Some spices are paired in daily cooking and are referred to as "sister spices." Ground turmeric and red chilli powder are a fundamental sister spice combo. These two spices can be found in almost every spicy Indian cuisine. Cloves and cinnamon, coriander and cumin, and nutmeg and mace are other sister spices. 

5) Whole or Independent Spices:

Whole spices are often referred to as independent spices. Clove, cardamom, coriander seeds, and fenugreek seeds are some independent spices. These essential base spices each have a distinct flavour. These spices are called independent spices because they can be used independently depending on the dish. 

A fundamental and adaptable spice - coriander is used in numerous spice powder blends, including garam masala, pav bhaji masala, biryani masala, etc. This spice is used in every form - fresh coriander leaves, coriander powder, and even the whole spice.

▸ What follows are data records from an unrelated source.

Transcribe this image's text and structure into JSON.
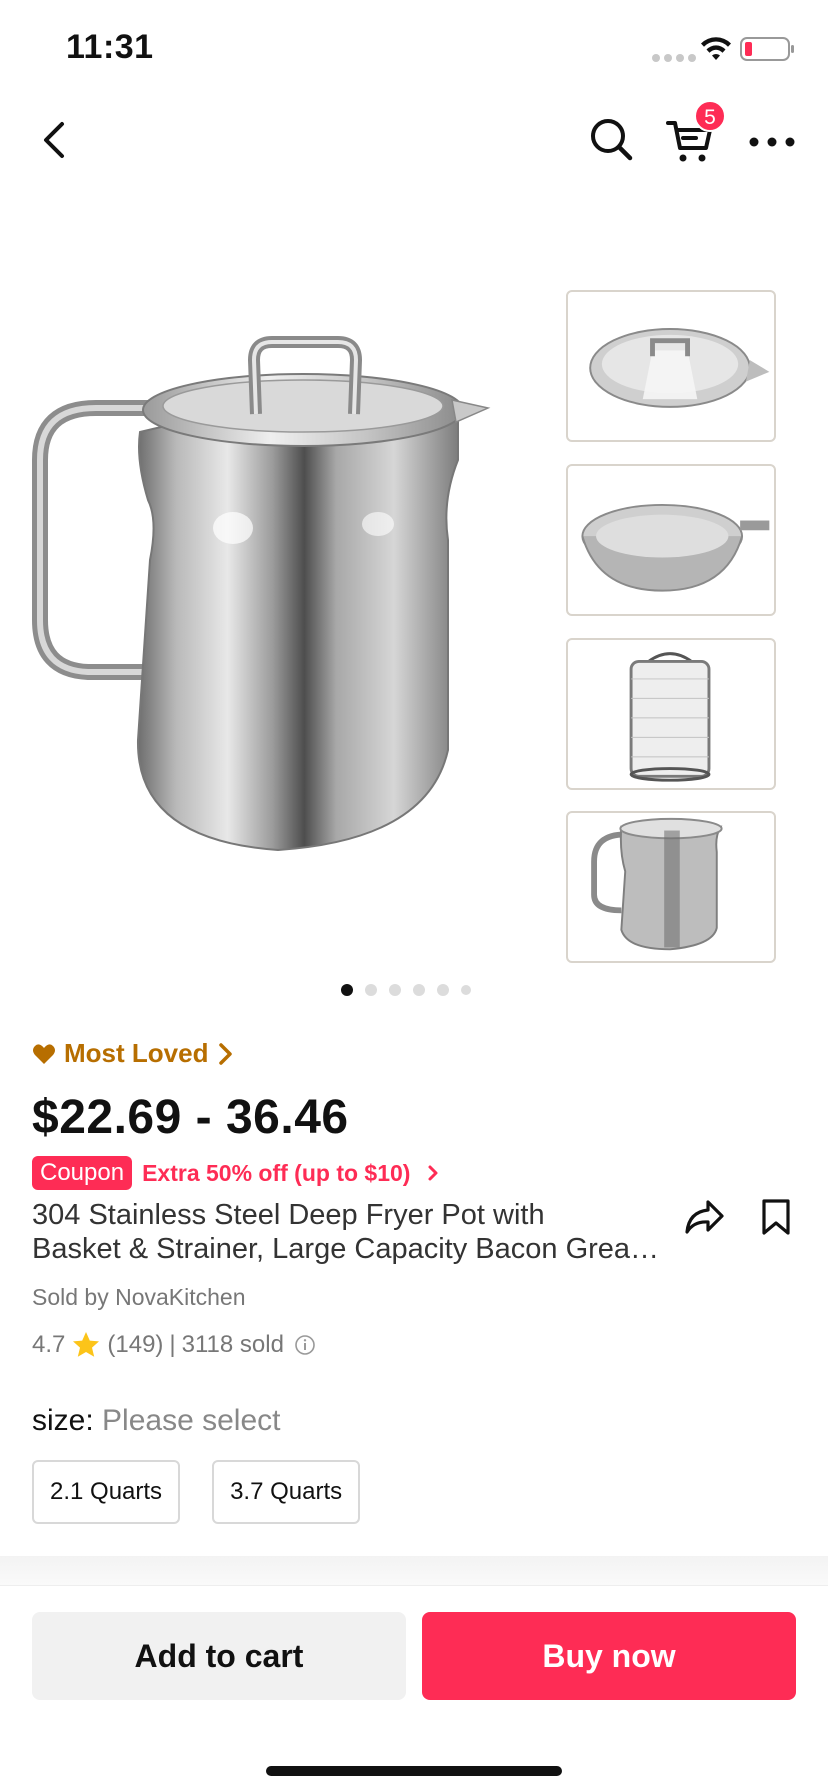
{
  "status_bar": {
    "time": "11:31"
  },
  "nav": {
    "cart_count": "5",
    "icons": [
      "back-icon",
      "search-icon",
      "cart-icon",
      "more-icon"
    ]
  },
  "gallery": {
    "thumbnails": [
      "lid",
      "strainer",
      "basket",
      "pot"
    ],
    "page_count": 6,
    "active_page": 1
  },
  "product": {
    "badge": "Most Loved",
    "price": "$22.69 - 36.46",
    "coupon": {
      "label": "Coupon",
      "text": "Extra 50% off (up to $10)"
    },
    "title_line1": "304 Stainless Steel Deep Fryer Pot with",
    "title_line2": "Basket & Strainer, Large Capacity Bacon Grease Container",
    "seller": "Sold by NovaKitchen",
    "rating": "4.7",
    "reviews": "(149)",
    "separator": "|",
    "sold": "3118 sold"
  },
  "size": {
    "label": "size:",
    "value": "Please select",
    "options": [
      "2.1 Quarts",
      "3.7 Quarts"
    ]
  },
  "actions": {
    "add_to_cart": "Add to cart",
    "buy_now": "Buy now"
  },
  "colors": {
    "accent": "#fe2c55",
    "badge": "#b76e00"
  }
}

Fenugreek is a staple spice in various recipes, such as sambhar, without which the dish is incomplete. This spice is utilised as a whole spice. Kasuri methi, or dried fenugreek leaves, is another name for them. Its distinctiveness is further enhanced by the fact that it is utilised as a conditioner in herbal hair care.

Spices enhance flavours, but it's crucial to use them in the proper proportions—neither too little nor too much. One of the most crucial pieces of advice is to watch out not to burn the spices when cooking since this can produce a dish that tastes terrible.

We hope we were able to impart information that was useful enough. Happy cooking!